Il marocchino Rachid:«Non mi do pace»

L'eroe superstite svela: il giorno prima in quel tratto di mare stavo per annegare 
JESOLO. «Se avessi potuto tirare fuori Dragan Cigan dall'acqua lo avrei fatto, ora non mi do pace. Ho giurato a mia moglie che non torneremo mai più nella spiaggia maledetta dell'ottavo accesso al mare di Cortellazzo. Il giovedì prima nello stesso punto mi ero tuffato per salvare un altro bambino rumeno e quasi annegavo anche io». Non ha dormito tutta la notte fra domenica e lunedì, Rachid Hooumi di 35 anni, da 15 residente a Musile di Piave e impiegato come magazziniere alla fabbrica di termosifoni Sile di Fossalta di Piave. E' rimasto tutta la notte sveglio a ripercorrere nella sua mente gli attimi terribili del salvataggio della bambina di Roncade che ha riportato in spalla ai genitori e la successiva consapevolezza che Dragan Cigan, coraggioso bosniaco di 31 anni che si era tuffato con lui pur non sapendo nuotare, invece non ce l'aveva fatta. A perdere la vita un suo quasi coetaneo, un immigrato anch'egli seppure da un paese dell'Est, un papà di due bambini piccoli esattamente come lo è lui del suo bimbo di 8 mesi che la moglie Sofia tiene stretto nella sua casa di Musile.

«Mi sono arrabbiato con me stesso - racconta Rachid - quando ho capito che era rimasto sott'acqua. Avevo tirato fuori la bambina con tutte le energie che avevo perché dal panico durante il salvataggio per due volte mi aveva tirato sotto. Non l'ho mai mollata e se non avessi fatto il bagnino in Marocco quando ero più giovane non so se ce l'avrei fatta a riportarla a galla». Mentre parla Rachid solleva i pantaloni e mostra due tagli lunghi una quindicina di centimetri lungo la caviglia sinistra che si è procurato sugli scogli durante il salvataggio. «Appena a riva - ricorda Rachid - ho guardato dietro di me per vedere se quel giovane con i capelli scuri che mi aveva aiutato a recuperare i bimbi era dietro di me. Ho visto che il bambino era già al sicuro e nella confusione mi è parso di vedere una persona dai capelli neri risalire poco lontano, ma poi ho saputo che si trattava di un altro ragazzo che aveva aiutato. Intanto avevo la bambina in braccio e l'ho portata fino ai genitori che erano un po' lontani ai quali ho raccontato l'accaduto. Saranno passati più di 5 minuti. Il tempo di tornare indietro e ho sentito che il bosniaco non era più riemerso. Stavo per ributtarmi in acqua ma mi ha fermato mia moglie dicendomi che si erano già gettati in acqua altri ragazzi e ricordandomi il giovedì prima nel quale avevo rischiato di annegare anche io per salvare un ragazzino rumeno di 13 anni».

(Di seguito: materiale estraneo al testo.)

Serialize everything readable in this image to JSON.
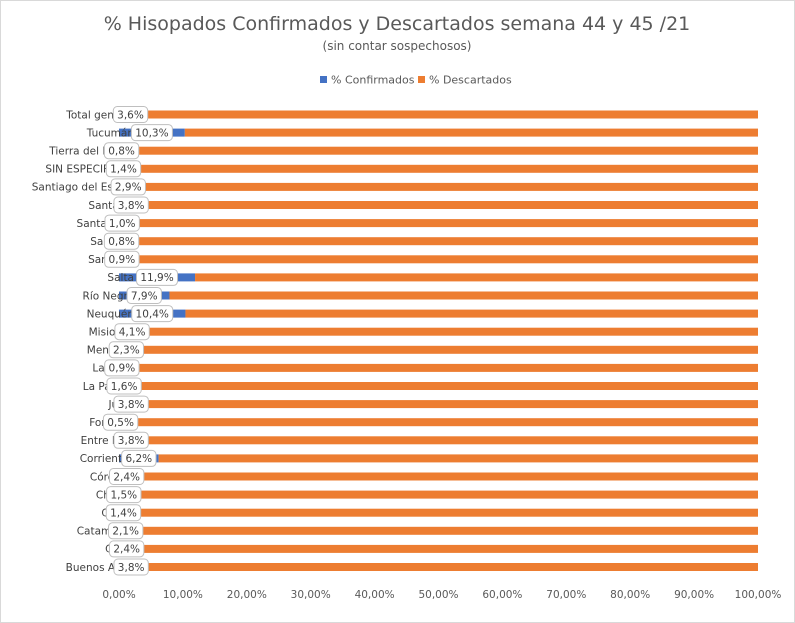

«Mi ha fatto rabbia vedere l'indifferenza dei genitori dei due bambini salvati - spiega il marocchino che ha chiesto la cittadinanza italiana per la sua famiglia - non una parola di conforto alla sorella dell'annegato. Quando sono arrivati gli agenti del commissariato pochi minuti dopo la scomparsa di Cigan hanno dovuto rincorrerli per fargli qualche domanda perché se ne stavano già andando».